Come ridurre le emissioni e l’esposizione nella vita di tutti i giorni

La riduzione del rischio passa da politiche pubbliche e comportamenti personali. Piccole scelte quotidiane, sommate, fanno una grande differenza.

  • Segnala emissioni moleste o sospette nella tua città (camini industriali, fumi persistenti).
  • Preferisci trasporti pubblici, bicicletta e percorsi a piedi quando possibile.
  • Arieggia gli ambienti interni per rinnovare l’aria, specie lontano dalle ore di punta del traffico.
  • Pulisci con aspirapolvere o panni umidi: riduci la risospensione di polveri fini.
  • Umidifica gli ambienti in periodi secchi (umidificatori o semplici contenitori d’acqua).
  • Valuta purificatori d’aria domestici, usandoli in modo adeguato e manutentendoli regolarmente.
  • Coltiva piante note per la loro capacità di migliorare l’aria indoor.
  • Sostituisci spray aerosol profumati con oli essenziali ben diluiti e usati con moderazione.

Aria pulita significa governance, controllo delle fonti e scelte consapevoli. Conoscere le differenze tra inquinanti primari e secondari, le famiglie chimiche coinvolte e il ruolo delle condizioni meteo consente di interpretare meglio gli avvisi e i bollettini sulla qualità dell’aria.

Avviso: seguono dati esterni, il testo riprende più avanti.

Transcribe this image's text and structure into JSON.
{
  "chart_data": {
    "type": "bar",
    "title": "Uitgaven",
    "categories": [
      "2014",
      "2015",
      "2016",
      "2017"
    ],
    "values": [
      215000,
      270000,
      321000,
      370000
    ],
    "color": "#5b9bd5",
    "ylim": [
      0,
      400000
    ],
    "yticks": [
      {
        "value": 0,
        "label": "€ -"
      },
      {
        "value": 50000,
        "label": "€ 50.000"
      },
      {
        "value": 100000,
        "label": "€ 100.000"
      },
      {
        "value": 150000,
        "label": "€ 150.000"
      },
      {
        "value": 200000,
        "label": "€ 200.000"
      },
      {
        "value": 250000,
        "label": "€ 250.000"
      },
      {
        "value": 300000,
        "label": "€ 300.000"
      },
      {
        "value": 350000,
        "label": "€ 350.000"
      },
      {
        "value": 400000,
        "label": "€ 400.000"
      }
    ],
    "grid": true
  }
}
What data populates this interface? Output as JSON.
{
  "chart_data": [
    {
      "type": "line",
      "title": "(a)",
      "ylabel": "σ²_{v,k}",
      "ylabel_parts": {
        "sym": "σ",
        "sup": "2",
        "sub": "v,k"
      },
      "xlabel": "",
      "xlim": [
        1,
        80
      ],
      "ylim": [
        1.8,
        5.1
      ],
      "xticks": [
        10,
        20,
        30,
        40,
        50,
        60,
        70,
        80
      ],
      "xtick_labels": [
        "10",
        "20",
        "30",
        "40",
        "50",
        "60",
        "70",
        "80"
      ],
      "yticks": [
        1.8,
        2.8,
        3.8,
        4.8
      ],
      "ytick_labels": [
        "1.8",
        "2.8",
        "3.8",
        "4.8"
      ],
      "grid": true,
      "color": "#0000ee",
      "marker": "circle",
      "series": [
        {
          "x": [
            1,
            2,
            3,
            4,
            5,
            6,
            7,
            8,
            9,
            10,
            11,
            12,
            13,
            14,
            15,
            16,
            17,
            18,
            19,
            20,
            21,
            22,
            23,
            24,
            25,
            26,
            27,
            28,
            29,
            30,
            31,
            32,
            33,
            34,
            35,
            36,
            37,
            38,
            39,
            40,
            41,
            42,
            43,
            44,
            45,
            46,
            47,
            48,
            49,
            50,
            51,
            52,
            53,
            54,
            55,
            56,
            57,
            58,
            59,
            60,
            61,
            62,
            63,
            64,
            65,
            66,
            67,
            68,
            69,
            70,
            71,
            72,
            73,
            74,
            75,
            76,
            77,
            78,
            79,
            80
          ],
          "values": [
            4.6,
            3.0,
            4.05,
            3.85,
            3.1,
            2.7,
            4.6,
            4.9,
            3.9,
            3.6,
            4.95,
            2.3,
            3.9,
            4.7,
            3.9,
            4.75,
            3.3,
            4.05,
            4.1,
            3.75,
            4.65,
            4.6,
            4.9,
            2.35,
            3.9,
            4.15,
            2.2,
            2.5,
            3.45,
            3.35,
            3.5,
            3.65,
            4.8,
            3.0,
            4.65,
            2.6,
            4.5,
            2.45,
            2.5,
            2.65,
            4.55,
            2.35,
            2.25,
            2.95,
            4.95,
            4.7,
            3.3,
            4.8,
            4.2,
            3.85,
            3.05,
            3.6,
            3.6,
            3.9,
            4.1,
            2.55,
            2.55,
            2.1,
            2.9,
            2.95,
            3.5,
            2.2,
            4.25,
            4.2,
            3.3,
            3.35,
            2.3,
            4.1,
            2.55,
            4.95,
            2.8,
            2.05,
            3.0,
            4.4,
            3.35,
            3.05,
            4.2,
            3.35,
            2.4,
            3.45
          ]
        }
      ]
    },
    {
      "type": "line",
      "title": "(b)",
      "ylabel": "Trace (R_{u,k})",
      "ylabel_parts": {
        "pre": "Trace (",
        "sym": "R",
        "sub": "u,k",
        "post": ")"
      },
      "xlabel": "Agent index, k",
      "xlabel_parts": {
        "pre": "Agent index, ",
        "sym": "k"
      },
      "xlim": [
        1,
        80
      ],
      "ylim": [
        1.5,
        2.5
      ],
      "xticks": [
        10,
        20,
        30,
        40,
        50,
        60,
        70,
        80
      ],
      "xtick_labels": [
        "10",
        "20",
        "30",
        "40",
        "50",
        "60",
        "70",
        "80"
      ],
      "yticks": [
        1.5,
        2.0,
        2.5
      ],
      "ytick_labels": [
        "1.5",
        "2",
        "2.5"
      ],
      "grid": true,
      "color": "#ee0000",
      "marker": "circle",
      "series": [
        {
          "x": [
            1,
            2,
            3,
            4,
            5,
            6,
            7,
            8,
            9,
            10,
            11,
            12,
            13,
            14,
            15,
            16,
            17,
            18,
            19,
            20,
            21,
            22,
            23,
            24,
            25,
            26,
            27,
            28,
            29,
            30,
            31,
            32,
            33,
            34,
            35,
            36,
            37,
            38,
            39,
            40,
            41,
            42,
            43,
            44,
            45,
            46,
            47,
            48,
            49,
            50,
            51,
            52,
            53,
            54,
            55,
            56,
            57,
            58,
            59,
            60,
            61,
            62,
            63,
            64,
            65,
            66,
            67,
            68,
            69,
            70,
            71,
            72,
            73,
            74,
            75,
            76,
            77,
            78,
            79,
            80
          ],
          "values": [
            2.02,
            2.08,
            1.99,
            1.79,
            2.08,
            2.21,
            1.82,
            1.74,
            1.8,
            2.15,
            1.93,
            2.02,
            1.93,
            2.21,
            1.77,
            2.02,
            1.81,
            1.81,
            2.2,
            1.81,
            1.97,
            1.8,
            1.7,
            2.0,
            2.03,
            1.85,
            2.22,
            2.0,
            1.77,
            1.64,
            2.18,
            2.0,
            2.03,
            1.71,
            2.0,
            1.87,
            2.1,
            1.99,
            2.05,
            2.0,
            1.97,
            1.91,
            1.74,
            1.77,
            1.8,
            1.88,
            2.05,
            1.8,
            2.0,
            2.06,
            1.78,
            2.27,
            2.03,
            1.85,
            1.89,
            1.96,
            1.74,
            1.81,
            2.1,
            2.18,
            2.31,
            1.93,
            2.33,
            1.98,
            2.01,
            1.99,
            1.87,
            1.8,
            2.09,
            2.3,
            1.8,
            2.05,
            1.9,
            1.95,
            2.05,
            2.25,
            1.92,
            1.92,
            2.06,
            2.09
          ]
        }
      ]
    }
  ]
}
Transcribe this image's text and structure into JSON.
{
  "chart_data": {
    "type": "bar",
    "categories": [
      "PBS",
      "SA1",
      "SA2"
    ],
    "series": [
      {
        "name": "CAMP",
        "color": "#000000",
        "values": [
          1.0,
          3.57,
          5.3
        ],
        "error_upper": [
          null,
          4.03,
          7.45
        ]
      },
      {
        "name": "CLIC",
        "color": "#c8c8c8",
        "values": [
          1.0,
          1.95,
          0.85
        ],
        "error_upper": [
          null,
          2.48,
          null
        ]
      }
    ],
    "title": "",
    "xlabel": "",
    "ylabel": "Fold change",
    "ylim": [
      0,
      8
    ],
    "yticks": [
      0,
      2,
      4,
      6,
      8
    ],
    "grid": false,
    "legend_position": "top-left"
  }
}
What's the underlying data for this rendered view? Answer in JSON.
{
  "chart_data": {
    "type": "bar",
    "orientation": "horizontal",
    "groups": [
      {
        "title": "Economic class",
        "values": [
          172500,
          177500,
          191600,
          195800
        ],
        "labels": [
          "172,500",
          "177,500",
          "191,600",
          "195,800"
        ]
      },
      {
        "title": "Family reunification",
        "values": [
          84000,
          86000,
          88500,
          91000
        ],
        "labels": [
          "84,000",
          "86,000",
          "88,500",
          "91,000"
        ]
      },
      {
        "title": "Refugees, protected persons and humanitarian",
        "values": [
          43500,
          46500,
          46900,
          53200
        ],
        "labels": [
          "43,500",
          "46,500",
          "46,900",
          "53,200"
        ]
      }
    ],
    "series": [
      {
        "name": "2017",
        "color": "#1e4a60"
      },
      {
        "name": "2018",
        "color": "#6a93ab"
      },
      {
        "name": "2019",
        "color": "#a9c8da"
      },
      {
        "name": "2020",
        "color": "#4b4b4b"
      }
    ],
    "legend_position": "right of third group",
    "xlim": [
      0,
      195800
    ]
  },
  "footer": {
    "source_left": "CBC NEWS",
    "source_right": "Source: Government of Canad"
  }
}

Dai solfati e nitrati secondari che accrescono il particolato fine, all’ozono che nasce dall’intreccio tra NOx e COV alla luce del sole, fino ai metalli e ai composti dello zolfo ridotto che generano odori, tutti questi tasselli compongono il quadro dell’inquinamento urbano e regionale. Le reti di monitoraggio e le norme fissano paletti chiari; alle istituzioni spetta ridurre le emissioni delle grandi fonti, a noi il compito di limitare l’esposizione e scegliere opzioni a minore impatto.